Nuestras provincias llamadas “del interior” tenían un discurrir diario y ciertas costumbres que, con leves diferencias, se asemejaban a las del Litoral y a las de Buenos Aires. Recordemos que, por entonces, el sur nos era casi desconocido, salvo por Mendoza.
A principios del siglo XIX, Córdoba se había adelantado al resto de ellas gracias al Colegio de Monserrat, a la universidad y por las mejoras que hizo Sobremonte en su tiempo.
Nuestras ciudades ya contaban con templos, conventos, cabildo y casas solariegas que aún hoy nos llenan de admiración. Muchas de ellas tenían sus alamedas, siendo las de Mendoza y Córdoba las más alabadas por los viajeros.
Años buenos y malos se sucedían, signados por los desmanes de la naturaleza: terremotos, sequías, pestes, langostas, crecidas de los ríos y caprichos de funcionarios trasplantados.
Tratar de aprehender aquel tiempo, su vida cotidiana, sus buenas y malas costumbres, su forma de vestir, de comer y de disfrutar, de nacer y de morir, y las circunstancias que nos signaron históricamente, ayudaría a comprender el país que heredamos.
En primer lugar, pensemos en los sonidos: las campanas regían las horas del día, las comidas, las devociones, los estudios, anunciaban las buenas y malas noticias, defunciones y graduaciones.
La campanilla del viático se oiría a menudo en un tiempo de pocos remedios y escasos médicos, llevando la esperanza de la salvación eterna.
Luego, los pregones: el aguatero, las morenas que vendían cirios, pastelitos y empanadas; los yuyeros que bajaban de las provincias del norte ofreciendo las plantas curativas.
En la serenidad del ocaso, los cantos religiosos se elevaban en los corredores conventuales y oratorios familiares, donde se rezaba el rosario.
Y desde el atardecer al amanecer, el canto de los serenos –encendiendo y apagando los faroles callejeros– anunciaba el clima.
El ruido más molesto venía del paso de los carruajes y era costumbre que la cuadra donde había un enfermo o moribundo se tapizara con yuyos frescos para amortiguar el sonido sobre el empedrado.

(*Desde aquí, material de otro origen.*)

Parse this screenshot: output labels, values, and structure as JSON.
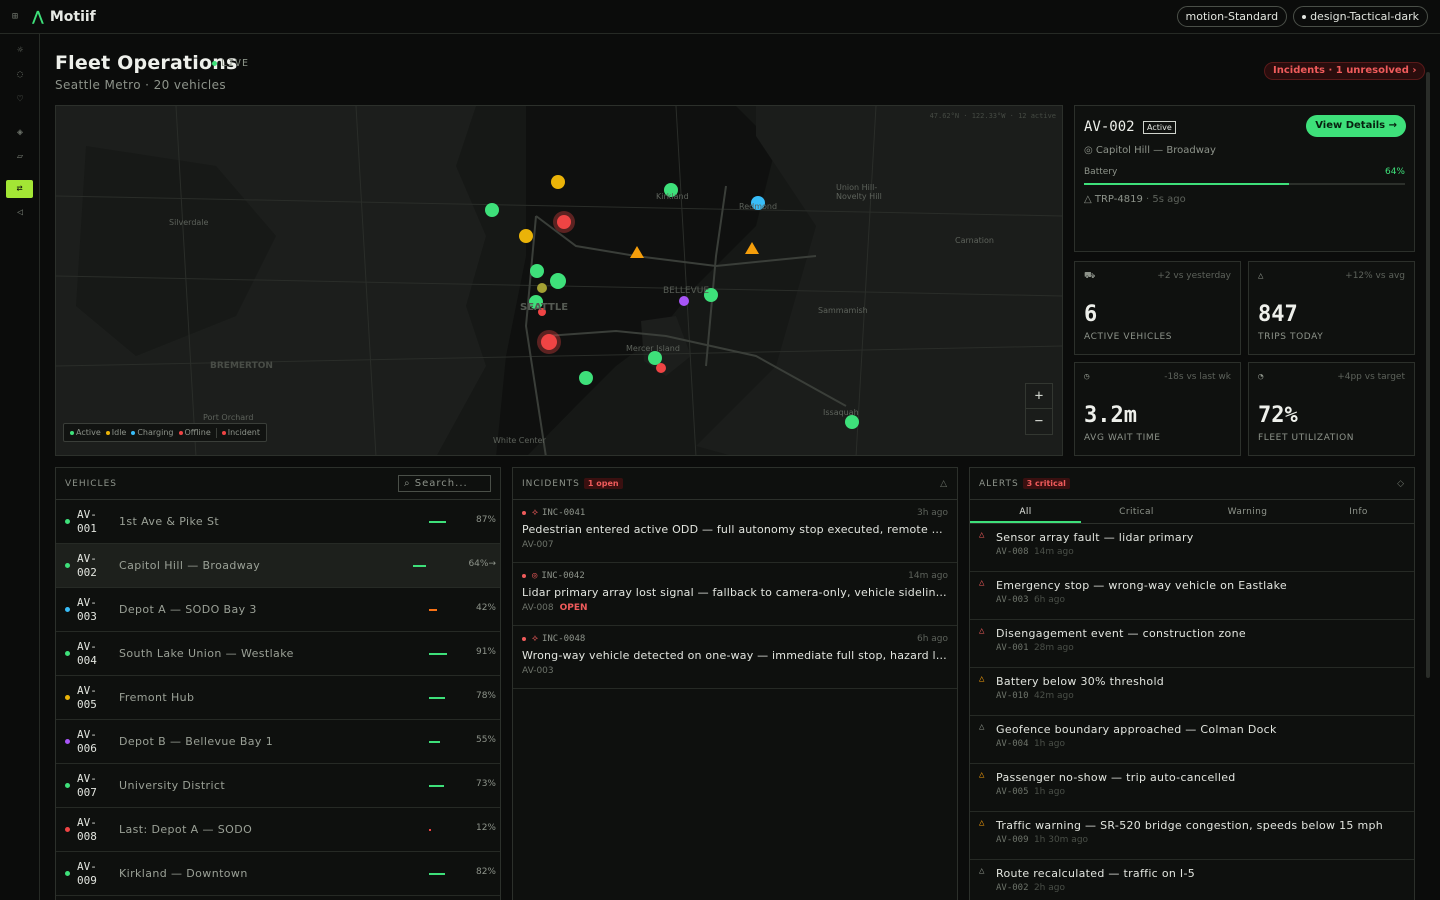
{
  "app": {
    "name": "Motiif"
  },
  "topbar": {
    "chips": [
      "motion-Standard",
      "design-Tactical-dark"
    ]
  },
  "page": {
    "title": "Fleet Operations",
    "live": "LIVE",
    "subtitle": "Seattle Metro · 20 vehicles",
    "incidents_badge": "Incidents · 1 unresolved  ›"
  },
  "map": {
    "corner": "47.62°N · 122.33°W · 12 active",
    "labels": {
      "silverdale": "Silverdale",
      "bremerton": "BREMERTON",
      "port_orchard": "Port Orchard",
      "white_center": "White Center",
      "seattle": "SEATTLE",
      "bellevue": "BELLEVUE",
      "mercer": "Mercer Island",
      "kirkland": "Kirkland",
      "redmond": "Redmond",
      "union_hill": "Union Hill-\nNovelty Hill",
      "carnation": "Carnation",
      "sammamish": "Sammamish",
      "issaquah": "Issaquah"
    },
    "legend": {
      "active": "Active",
      "idle": "Idle",
      "charging": "Charging",
      "offline": "Offline",
      "incident": "Incident"
    },
    "zoom_in": "+",
    "zoom_out": "−"
  },
  "selected": {
    "id": "AV-002",
    "status": "Active",
    "action": "View Details →",
    "location": "Capitol Hill — Broadway",
    "battery_label": "Battery",
    "battery": "64%",
    "battery_fraction": 0.64,
    "trip": "TRP-4819",
    "trip_ago": "· 5s ago"
  },
  "kpis": [
    {
      "delta": "+2 vs yesterday",
      "value": "6",
      "label": "ACTIVE VEHICLES"
    },
    {
      "delta": "+12% vs avg",
      "value": "847",
      "label": "TRIPS TODAY"
    },
    {
      "delta": "-18s vs last wk",
      "value": "3.2m",
      "label": "AVG WAIT TIME"
    },
    {
      "delta": "+4pp vs target",
      "value": "72%",
      "label": "FLEET UTILIZATION"
    }
  ],
  "vehicles_panel": {
    "title": "VEHICLES",
    "search_placeholder": "⌕ Search..."
  },
  "vehicles": [
    {
      "id1": "AV-",
      "id2": "001",
      "loc": "1st Ave & Pike St",
      "pct": "87%",
      "level": 0.87,
      "color": "#3ee07a",
      "bar": "#3ee07a"
    },
    {
      "id1": "AV-",
      "id2": "002",
      "loc": "Capitol Hill — Broadway",
      "pct": "64%→",
      "level": 0.64,
      "color": "#3ee07a",
      "bar": "#3ee07a"
    },
    {
      "id1": "AV-",
      "id2": "003",
      "loc": "Depot A — SODO Bay 3",
      "pct": "42%",
      "level": 0.42,
      "color": "#38bdf8",
      "bar": "#f97316"
    },
    {
      "id1": "AV-",
      "id2": "004",
      "loc": "South Lake Union — Westlake",
      "pct": "91%",
      "level": 0.91,
      "color": "#3ee07a",
      "bar": "#3ee07a"
    },
    {
      "id1": "AV-",
      "id2": "005",
      "loc": "Fremont Hub",
      "pct": "78%",
      "level": 0.78,
      "color": "#eab308",
      "bar": "#3ee07a"
    },
    {
      "id1": "AV-",
      "id2": "006",
      "loc": "Depot B — Bellevue Bay 1",
      "pct": "55%",
      "level": 0.55,
      "color": "#a855f7",
      "bar": "#3ee07a"
    },
    {
      "id1": "AV-",
      "id2": "007",
      "loc": "University District",
      "pct": "73%",
      "level": 0.73,
      "color": "#3ee07a",
      "bar": "#3ee07a"
    },
    {
      "id1": "AV-",
      "id2": "008",
      "loc": "Last: Depot A — SODO",
      "pct": "12%",
      "level": 0.12,
      "color": "#ef4444",
      "bar": "#ef4444"
    },
    {
      "id1": "AV-",
      "id2": "009",
      "loc": "Kirkland — Downtown",
      "pct": "82%",
      "level": 0.82,
      "color": "#3ee07a",
      "bar": "#3ee07a"
    }
  ],
  "incidents_panel": {
    "title": "INCIDENTS",
    "count": "1 open"
  },
  "incidents": [
    {
      "sym": "⟡",
      "id": "INC-0041",
      "ago": "3h ago",
      "text": "Pedestrian entered active ODD — full autonomy stop executed, remote operator notified",
      "vehicle": "AV-007",
      "open": ""
    },
    {
      "sym": "◎",
      "id": "INC-0042",
      "ago": "14m ago",
      "text": "Lidar primary array lost signal — fallback to camera-only, vehicle sidelined",
      "vehicle": "AV-008",
      "open": "OPEN"
    },
    {
      "sym": "⟡",
      "id": "INC-0048",
      "ago": "6h ago",
      "text": "Wrong-way vehicle detected on one-way — immediate full stop, hazard lights activated",
      "vehicle": "AV-003",
      "open": ""
    }
  ],
  "alerts_panel": {
    "title": "ALERTS",
    "count": "3 critical",
    "tabs": [
      "All",
      "Critical",
      "Warning",
      "Info"
    ]
  },
  "alerts": [
    {
      "sev": "critical",
      "text": "Sensor array fault — lidar primary",
      "vehicle": "AV-008",
      "ago": "14m ago"
    },
    {
      "sev": "critical",
      "text": "Emergency stop — wrong-way vehicle on Eastlake",
      "vehicle": "AV-003",
      "ago": "6h ago"
    },
    {
      "sev": "critical",
      "text": "Disengagement event — construction zone",
      "vehicle": "AV-001",
      "ago": "28m ago"
    },
    {
      "sev": "warning",
      "text": "Battery below 30% threshold",
      "vehicle": "AV-010",
      "ago": "42m ago"
    },
    {
      "sev": "info",
      "text": "Geofence boundary approached — Colman Dock",
      "vehicle": "AV-004",
      "ago": "1h ago"
    },
    {
      "sev": "warning",
      "text": "Passenger no-show — trip auto-cancelled",
      "vehicle": "AV-005",
      "ago": "1h ago"
    },
    {
      "sev": "warning",
      "text": "Traffic warning — SR-520 bridge congestion, speeds below 15 mph",
      "vehicle": "AV-009",
      "ago": "1h 30m ago"
    },
    {
      "sev": "info",
      "text": "Route recalculated — traffic on I-5",
      "vehicle": "AV-002",
      "ago": "2h ago"
    }
  ]
}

Y hasta mucho después de 1810, nuestras ciudades olían mal: curtiembres, mataderos, enterratorios en las iglesias, albañales y basurales no ayudaban al “buen aire”, precisamente.

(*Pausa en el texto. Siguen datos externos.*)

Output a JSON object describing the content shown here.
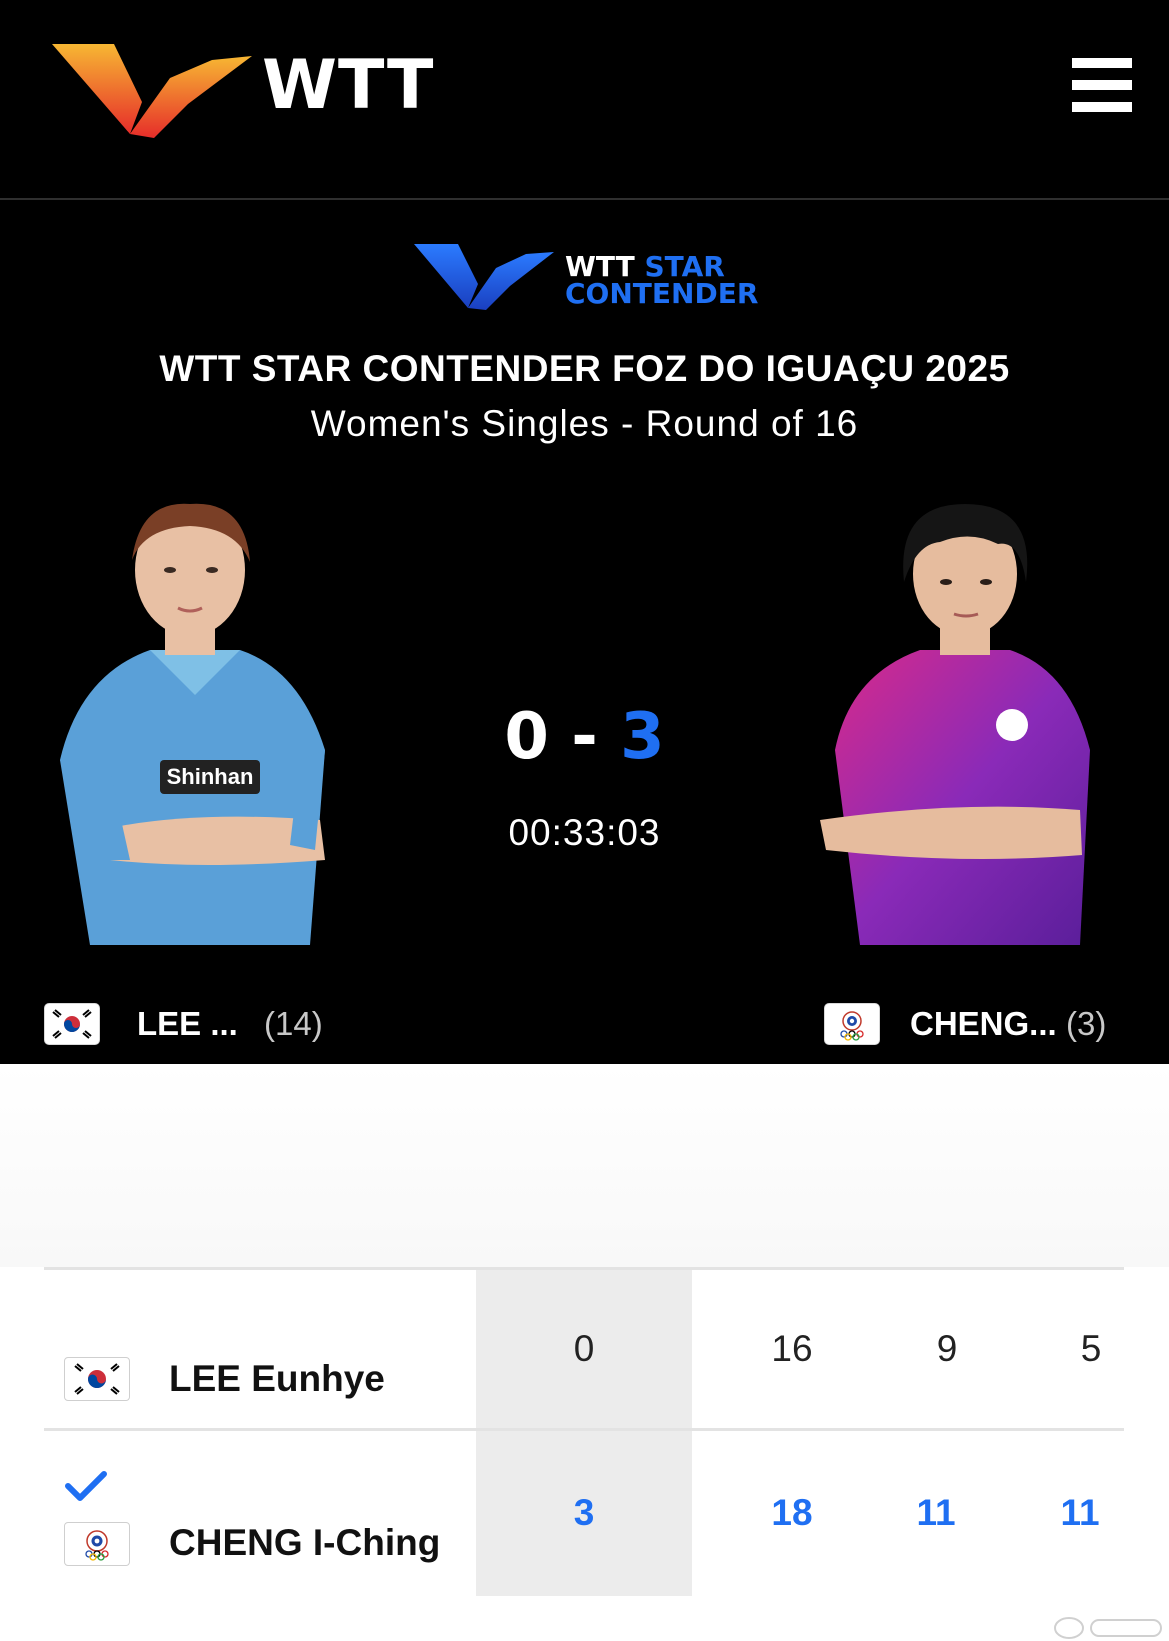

En los cafés, los hombres conversaban de política, de buenas o malas cosechas, de chismes y escándalos, jugaban al truque y, ya cerrados al público, apostaban a la baraja. En los patios traseros, reinaban las bochas, el sapo y la taba.
Las mujeres tenían sus estrados y salones, donde cundía el chisme, se hilvanaban matrimonios, se recitaba o se hacía música.

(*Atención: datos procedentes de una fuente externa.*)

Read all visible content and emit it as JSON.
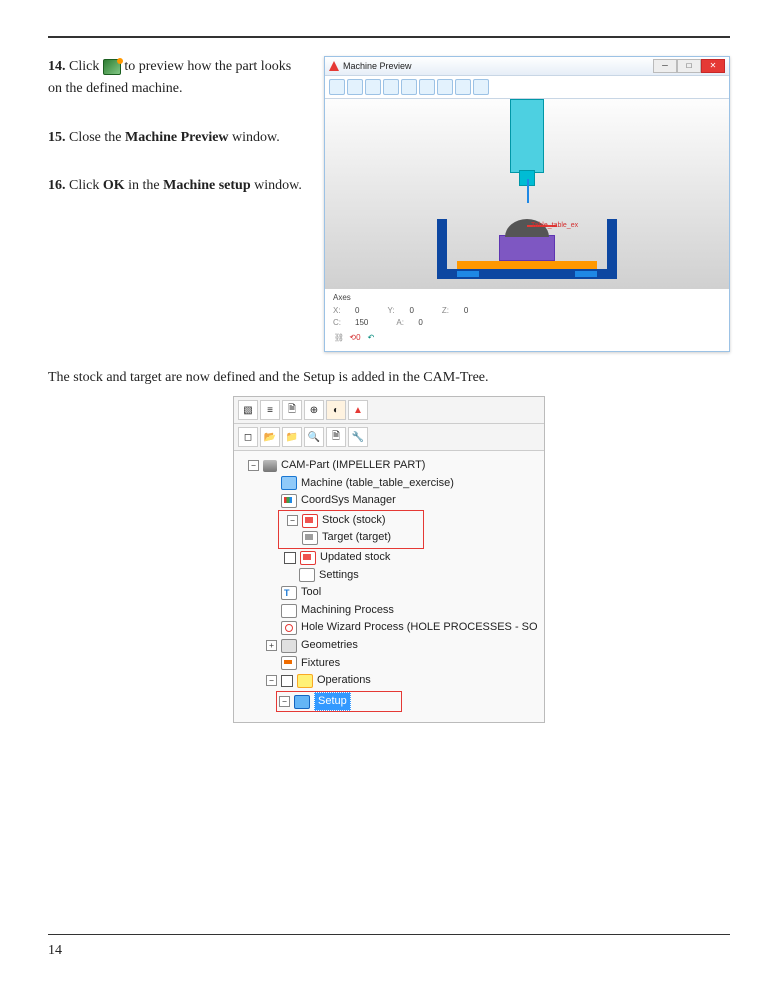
{
  "steps": {
    "s14_num": "14.",
    "s14_a": "Click",
    "s14_b": "to preview how the part looks on the defined machine.",
    "s15_num": "15.",
    "s15_a": "Close the",
    "s15_bold": "Machine Preview",
    "s15_b": "window.",
    "s16_num": "16.",
    "s16_a": "Click",
    "s16_bold1": "OK",
    "s16_b": "in the",
    "s16_bold2": "Machine setup",
    "s16_c": "window."
  },
  "summary": "The stock and target are now defined and the Setup is added in the CAM-Tree.",
  "page_number": "14",
  "machine_preview": {
    "title": "Machine Preview",
    "axes_title": "Axes",
    "x_label": "X:",
    "x_val": "0",
    "y_label": "Y:",
    "y_val": "0",
    "z_label": "Z:",
    "z_val": "0",
    "c_label": "C:",
    "c_val": "150",
    "a_label": "A:",
    "a_val": "0",
    "table_label": "Table_table_ex"
  },
  "tree": {
    "root": "CAM-Part (IMPELLER PART)",
    "machine": "Machine (table_table_exercise)",
    "coord": "CoordSys Manager",
    "stock": "Stock (stock)",
    "target": "Target (target)",
    "updated": "Updated stock",
    "settings": "Settings",
    "tool": "Tool",
    "proc": "Machining Process",
    "hole": "Hole Wizard Process (HOLE PROCESSES - SO",
    "geom": "Geometries",
    "fix": "Fixtures",
    "ops": "Operations",
    "setup": "Setup"
  }
}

Todo pasado con chocolate en invierno y limonada en verano, entre colaciones y nueces confitadas.
No debía ser tan mala la vida en las provincias del Río de la Plata, pues el testimonio de viajeros era, en general, positivo.
Hasta los más críticos encontraban atractiva la cordialidad, la afectuosidad que reinaba en las familias, entre los llamados “parentescos espirituales” –padrinos de todo tipo– y los amigos de la casa.
Por suerte nos han llegado estos recuerdos en forma de memorias, como en Buenos Aires desde setenta años atrás, de Eduardo Wilde –uno de mis favoritos–, y en otros textos que nos hicieron conocer nuestro país y su gente.
Entre esos tomos, encontré un libro muy entretenido, que me regaló mi hermano Pedro hace añares.
El autor es Octavio C. Battolla y su obra La sociedad de antaño mereció, años ha, críticas muy favorables, ya que hace desfilar por sus páginas “todo un pasado feliz”: el de una Argentina hoy a medias perdida, a la que llama “la patria vieja”.
Obra sin pretensiones, grata para quienes indagamos en el pasado, rescato las palabras de Pastor Obligado, escritas hace 100 años, y tan actuales como si fueran de hoy: “Llega (este) hermoso libro en buen momento, cuando todo tiende a desaparecer ante el cosmopolitismo absorbente, ante el dios del tanto por ciento.”
Les propongo buscarlo en librerías de usados o en quioscos que lo ofrecen como saldo. Se lo debemos a Mayo –un mes que merece la mayúscula– y a nuestros hijos.